Epidemic reproduction number as a function of vaccinated fraction of population and vaccine efficiency for each of the four presented strategies, assuming a base reproduction number of R₀ = 2.5 for the COVID-19 Alpha variant and R₀ = 3 for Delta. Each data point (mean and standard error bar) is based on 20 duplicate simulations.

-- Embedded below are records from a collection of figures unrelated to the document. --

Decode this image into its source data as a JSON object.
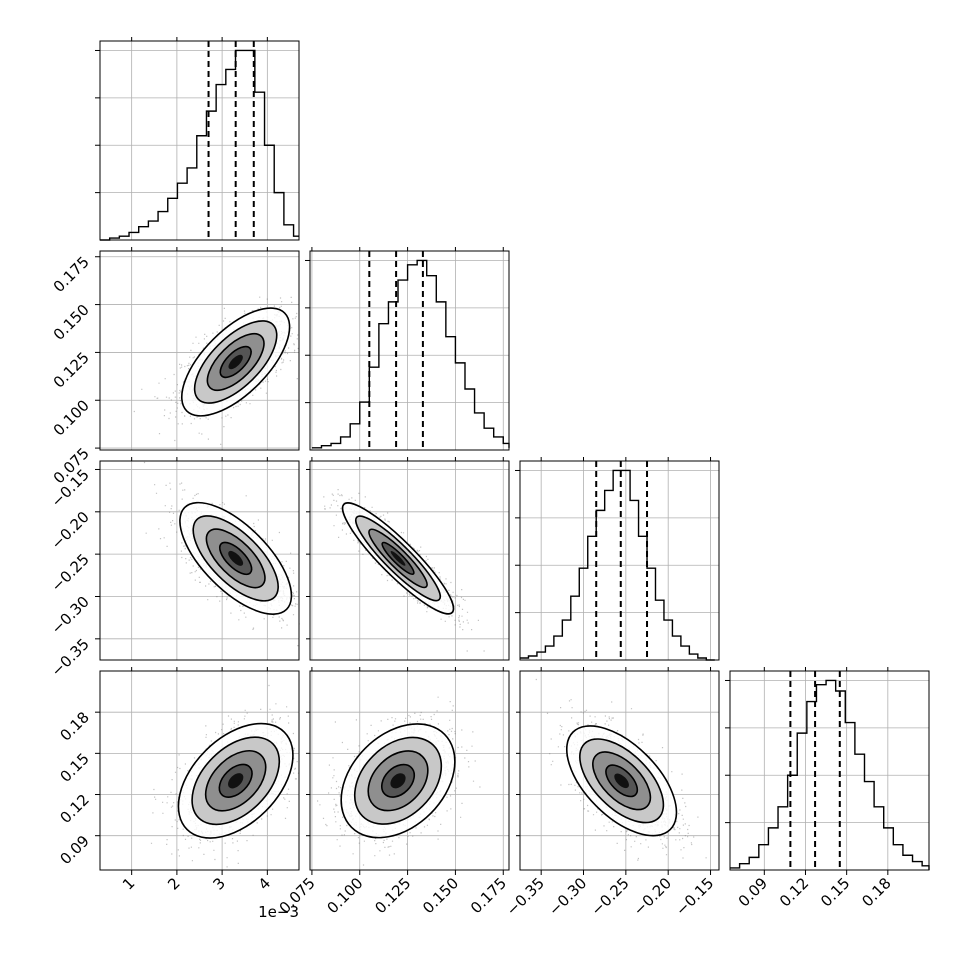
{
  "chart_data": {
    "type": "corner",
    "parameters": 4,
    "axis_offsets": [
      {
        "axis": 0,
        "text": "1e−3"
      }
    ],
    "histograms": [
      {
        "param": 0,
        "edges_start": 0.3,
        "bin_width": 0.214,
        "counts": [
          0,
          1,
          2,
          4,
          7,
          10,
          15,
          22,
          30,
          38,
          55,
          68,
          82,
          90,
          100,
          100,
          78,
          50,
          25,
          8,
          2
        ],
        "quantiles": [
          2.7,
          3.3,
          3.7
        ],
        "xlim": [
          0.3,
          4.7
        ],
        "ticks": [
          1,
          2,
          3,
          4
        ],
        "tick_labels": [
          "1",
          "2",
          "3",
          "4"
        ]
      },
      {
        "param": 1,
        "edges_start": 0.075,
        "bin_width": 0.005,
        "counts": [
          1,
          2,
          3,
          6,
          12,
          22,
          38,
          58,
          68,
          78,
          85,
          87,
          80,
          68,
          52,
          40,
          28,
          17,
          10,
          6,
          3,
          2,
          1
        ],
        "quantiles": [
          0.105,
          0.119,
          0.133
        ],
        "xlim": [
          0.074,
          0.178
        ],
        "ticks": [
          0.075,
          0.1,
          0.125,
          0.15,
          0.175
        ],
        "tick_labels": [
          "0.075",
          "0.100",
          "0.125",
          "0.150",
          "0.175"
        ]
      },
      {
        "param": 2,
        "edges_start": -0.375,
        "bin_width": 0.01,
        "counts": [
          1,
          2,
          4,
          7,
          12,
          20,
          32,
          46,
          62,
          75,
          85,
          95,
          95,
          80,
          62,
          46,
          30,
          20,
          12,
          7,
          3,
          1,
          0
        ],
        "quantiles": [
          -0.285,
          -0.256,
          -0.225
        ],
        "xlim": [
          -0.375,
          -0.14
        ],
        "ticks": [
          -0.35,
          -0.3,
          -0.25,
          -0.2,
          -0.15
        ],
        "tick_labels": [
          "−0.35",
          "−0.30",
          "−0.25",
          "−0.20",
          "−0.15"
        ]
      },
      {
        "param": 3,
        "edges_start": 0.065,
        "bin_width": 0.007,
        "counts": [
          1,
          3,
          6,
          12,
          20,
          30,
          45,
          65,
          80,
          88,
          90,
          85,
          70,
          55,
          42,
          30,
          20,
          12,
          7,
          4,
          2,
          1,
          0
        ],
        "quantiles": [
          0.109,
          0.127,
          0.145
        ],
        "xlim": [
          0.065,
          0.21
        ],
        "ticks": [
          0.09,
          0.12,
          0.15,
          0.18
        ],
        "tick_labels": [
          "0.09",
          "0.12",
          "0.15",
          "0.18"
        ]
      }
    ],
    "y_axes": [
      {
        "row": 1,
        "ylim": [
          0.074,
          0.178
        ],
        "ticks": [
          0.075,
          0.1,
          0.125,
          0.15,
          0.175
        ],
        "tick_labels": [
          "0.075",
          "0.100",
          "0.125",
          "0.150",
          "0.175"
        ]
      },
      {
        "row": 2,
        "ylim": [
          -0.375,
          -0.14
        ],
        "ticks": [
          -0.35,
          -0.3,
          -0.25,
          -0.2,
          -0.15
        ],
        "tick_labels": [
          "−0.35",
          "−0.30",
          "−0.25",
          "−0.20",
          "−0.15"
        ]
      },
      {
        "row": 3,
        "ylim": [
          0.065,
          0.21
        ],
        "ticks": [
          0.09,
          0.12,
          0.15,
          0.18
        ],
        "tick_labels": [
          "0.09",
          "0.12",
          "0.15",
          "0.18"
        ]
      }
    ],
    "scatter_panels": [
      {
        "row": 1,
        "col": 0,
        "mean": [
          3.3,
          0.12
        ],
        "sd": [
          0.6,
          0.012
        ],
        "corr": 0.6
      },
      {
        "row": 2,
        "col": 0,
        "mean": [
          3.3,
          -0.255
        ],
        "sd": [
          0.6,
          0.03
        ],
        "corr": -0.65
      },
      {
        "row": 2,
        "col": 1,
        "mean": [
          0.12,
          -0.255
        ],
        "sd": [
          0.014,
          0.03
        ],
        "corr": -0.9
      },
      {
        "row": 3,
        "col": 0,
        "mean": [
          3.3,
          0.13
        ],
        "sd": [
          0.6,
          0.02
        ],
        "corr": 0.45
      },
      {
        "row": 3,
        "col": 1,
        "mean": [
          0.12,
          0.13
        ],
        "sd": [
          0.014,
          0.02
        ],
        "corr": 0.35
      },
      {
        "row": 3,
        "col": 2,
        "mean": [
          -0.255,
          0.13
        ],
        "sd": [
          0.03,
          0.02
        ],
        "corr": -0.6
      }
    ],
    "grid": true,
    "colors": {
      "line": "#000000",
      "grid": "#b0b0b0",
      "points": "#777777"
    }
  }
}
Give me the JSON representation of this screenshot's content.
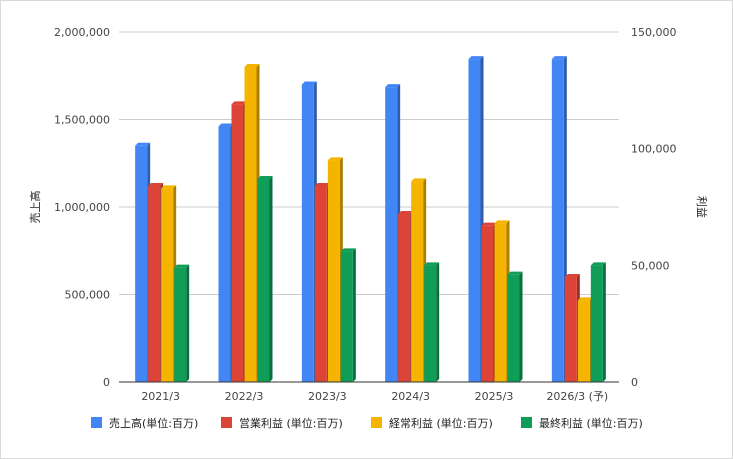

Fig 2. Impact of different vaccination strategies on the reproductive number R according to varying pre-vaccination R₀.

R₀ is adjusted by varying the amount of contact in the random layer of the model, while other layers (schools, workplaces, households) are kept constant. Dashed lines indicate the fraction of population which needs to be vaccinated in order to achieve herd immunity R < 1 depending on R₀ for an unvaccinated population. Herd immunity thresholds are also shown for random and age-dependent vaccination for comparison purposes. Grey denotes infeasible vaccination fractions (>80%) for the 18+ strategy. The depicted R values are averages of 20 duplicate simulations for each data point.

Fig 3. Herd immunity thresholds according to R₀ and choice of strategy.

Fraction of population requiring vaccination in order to reach herd immunity (R < 1) according to each strategy and R₀ for an unvaccinated population. Each data point and corresponding errorbar represent the mean R and standard deviation of 20 duplicate simulations, respectively.